To make a warp drive you have to arrange spacetime so that you never locally travel faster than light but still arrive at your destination…faster than light. And in 1994 Mexican physicist Miguel Alcubierre figured out how.

Instead of space expanding between two points, Alcubierre asked, what if you arranged it so that space was compressed between two points? What if I look at a distant star or distant galaxy, or wherever my destination is, and instead of imagining the space between us getting bigger and bigger and bigger like it is in an expanding universe, what if I imagine that space getting smaller and smaller and smaller?

Alcubierre was able to construct this kind of spacetime where the distances between you and your destination get shorter by creating a very special kind of wave that travels with the spaceship. So the idea is that you you’re in your spaceship, and you sit inside of a bubble.

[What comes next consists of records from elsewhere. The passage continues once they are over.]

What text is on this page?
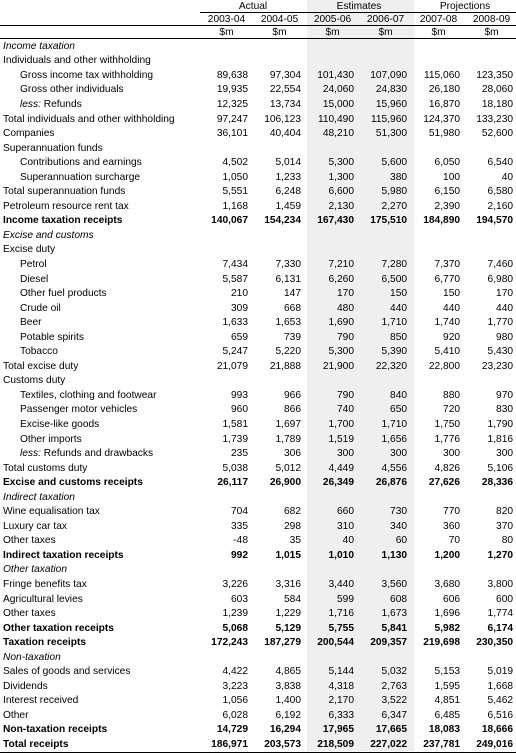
	Actual		Estimates		Projections	
	2003-04	2004-05	2005-06	2006-07	2007-08	2008-09
	$m	$m	$m	$m	$m	$m
Income taxation						
Individuals and other withholding						
Gross income tax withholding	89,638	97,304	101,430	107,090	115,060	123,350
Gross other individuals	19,935	22,554	24,060	24,830	26,180	28,060
less: Refunds	12,325	13,734	15,000	15,960	16,870	18,180
Total individuals and other withholding	97,247	106,123	110,490	115,960	124,370	133,230
Companies	36,101	40,404	48,210	51,300	51,980	52,600
Superannuation funds						
Contributions and earnings	4,502	5,014	5,300	5,600	6,050	6,540
Superannuation surcharge	1,050	1,233	1,300	380	100	40
Total superannuation funds	5,551	6,248	6,600	5,980	6,150	6,580
Petroleum resource rent tax	1,168	1,459	2,130	2,270	2,390	2,160
Income taxation receipts	140,067	154,234	167,430	175,510	184,890	194,570
Excise and customs						
Excise duty						
Petrol	7,434	7,330	7,210	7,280	7,370	7,460
Diesel	5,587	6,131	6,260	6,500	6,770	6,980
Other fuel products	210	147	170	150	150	170
Crude oil	309	668	480	440	440	440
Beer	1,633	1,653	1,690	1,710	1,740	1,770
Potable spirits	659	739	790	850	920	980
Tobacco	5,247	5,220	5,300	5,390	5,410	5,430
Total excise duty	21,079	21,888	21,900	22,320	22,800	23,230
Customs duty						
Textiles, clothing and footwear	993	966	790	840	880	970
Passenger motor vehicles	960	866	740	650	720	830
Excise-like goods	1,581	1,697	1,700	1,710	1,750	1,790
Other imports	1,739	1,789	1,519	1,656	1,776	1,816
less: Refunds and drawbacks	235	306	300	300	300	300
Total customs duty	5,038	5,012	4,449	4,556	4,826	5,106
Excise and customs receipts	26,117	26,900	26,349	26,876	27,626	28,336
Indirect taxation						
Wine equalisation tax	704	682	660	730	770	820
Luxury car tax	335	298	310	340	360	370
Other taxes	-48	35	40	60	70	80
Indirect taxation receipts	992	1,015	1,010	1,130	1,200	1,270
Other taxation						
Fringe benefits tax	3,226	3,316	3,440	3,560	3,680	3,800
Agricultural levies	603	584	599	608	606	600
Other taxes	1,239	1,229	1,716	1,673	1,696	1,774
Other taxation receipts	5,068	5,129	5,755	5,841	5,982	6,174
Taxation receipts	172,243	187,279	200,544	209,357	219,698	230,350
Non-taxation						
Sales of goods and services	4,422	4,865	5,144	5,032	5,153	5,019
Dividends	3,223	3,838	4,318	2,763	1,595	1,668
Interest received	1,056	1,400	2,170	3,522	4,851	5,462
Other	6,028	6,192	6,333	6,347	6,485	6,516
Non-taxation receipts	14,729	16,294	17,965	17,665	18,083	18,666
Total receipts	186,971	203,573	218,509	227,022	237,781	249,016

In front of the bubble, there’s a wave. You can imagine a wake that’s being pushed in front of the bubble. It’s not actually what’s happening, but it’s a good analogy. And you can imagine the space in front of the ship getting compressed. It’s getting squeezed together.

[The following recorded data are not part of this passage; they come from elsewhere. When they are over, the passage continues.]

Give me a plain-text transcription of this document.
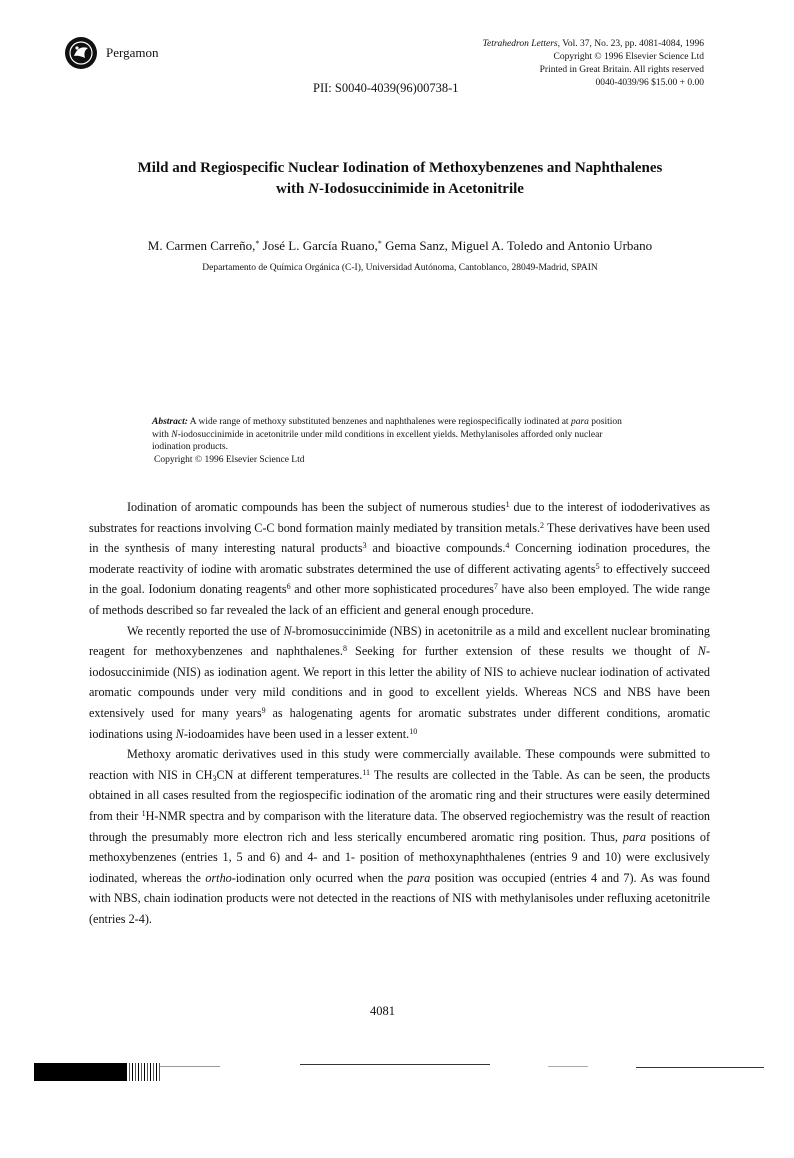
Pergamon
Tetrahedron Letters, Vol. 37, No. 23, pp. 4081-4084, 1996
Copyright © 1996 Elsevier Science Ltd
Printed in Great Britain. All rights reserved
0040-4039/96 $15.00 + 0.00
PII: S0040-4039(96)00738-1
Mild and Regiospecific Nuclear Iodination of Methoxybenzenes and Naphthalenes
with N-Iodosuccinimide in Acetonitrile
M. Carmen Carreño,* José L. García Ruano,* Gema Sanz, Miguel A. Toledo and Antonio Urbano
Departamento de Química Orgánica (C-I), Universidad Autónoma, Cantoblanco, 28049-Madrid, SPAIN
Abstract: A wide range of methoxy substituted benzenes and naphthalenes were regiospecifically iodinated at para position with N-iodosuccinimide in acetonitrile under mild conditions in excellent yields. Methylanisoles afforded only nuclear iodination products.
Copyright © 1996 Elsevier Science Ltd

Iodination of aromatic compounds has been the subject of numerous studies$^1$ due to the interest of iododerivatives as substrates for reactions involving C-C bond formation mainly mediated by transition metals.$^2$ These derivatives have been used in the synthesis of many interesting natural products$^3$ and bioactive compounds.$^4$ Concerning iodination procedures, the moderate reactivity of iodine with aromatic substrates determined the use of different activating agents$^5$ to effectively succeed in the goal. Iodonium donating reagents$^6$ and other more sophisticated procedures$^7$ have also been employed. The wide range of methods described so far revealed the lack of an efficient and general enough procedure.

We recently reported the use of N-bromosuccinimide (NBS) in acetonitrile as a mild and excellent nuclear brominating reagent for methoxybenzenes and naphthalenes.$^8$ Seeking for further extension of these results we thought of N-iodosuccinimide (NIS) as iodination agent. We report in this letter the ability of NIS to achieve nuclear iodination of activated aromatic compounds under very mild conditions and in good to excellent yields. Whereas NCS and NBS have been extensively used for many years$^9$ as halogenating agents for aromatic substrates under different conditions, aromatic iodinations using N-iodoamides have been used in a lesser extent.$^{10}$

Methoxy aromatic derivatives used in this study were commercially available. These compounds were submitted to reaction with NIS in $CH_3CN$ at different temperatures.$^{11}$ The results are collected in the Table. As can be seen, the products obtained in all cases resulted from the regiospecific iodination of the aromatic ring and their structures were easily determined from their $^1$H-NMR spectra and by comparison with the literature data. The observed regiochemistry was the result of reaction through the presumably more electron rich and less sterically encumbered aromatic ring position. Thus, para positions of methoxybenzenes (entries 1, 5 and 6) and 4- and 1- position of methoxynaphthalenes (entries 9 and 10) were exclusively iodinated, whereas the ortho-iodination only ocurred when the para position was occupied (entries 4 and 7). As was found with NBS, chain iodination products were not detected in the reactions of NIS with methylanisoles under refluxing acetonitrile (entries 2-4).

4081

So if you had a ruler just hanging out in space and then Alcubierre’s ship comes towards you, that ruler is going to get shorter. It’s not a meter anymore. It’s going to be three quarters of a meter or a tenth of a meter. It will literally be shorter because space itself is compressed. That compression of space in front of the bubble pulls the bubble forward.

And behind the bubble space is stretched out, just like it is in an expanding universe. You’re stretching out the space behind you, pushing you along.

But amazingly, inside the bubble it’s flat space. There’s no movement whatsoever. If you were inside that bubble, which we’re going to go ahead and call a warp drive, and you’re sitting in the command chair of your spaceship, you wouldn’t feel anything. You don’t feel acceleration. You don’t feel movement at all.

According to your local observations you’re not moving. But your destination would come closer to you.

The Alcubierre warp drive expands space behind your bubble and compresses space in front of your bubble. It rearranges the geometry of space itself between you and your destination so that you arrive at your destination without even moving. And since no movement means no time dilation, all clocks on board the ship agree with clocks belonging to stationary observers outside the bubble.

This means that this wave-compression-expansion bubble setup can be made as powerful as you like, which means the trip can be as short as you want. It could take a year. It could take a microsecond. It doesn’t matter. Everyone would agree that you could arrive at your destination (or more accurately, your destination arrives at you) faster than light. So if I were to send a radio transmission saying “welcome to your destination,” you would beat that message.

That brings up major questions about causality, but that’s not general relativity’s problem.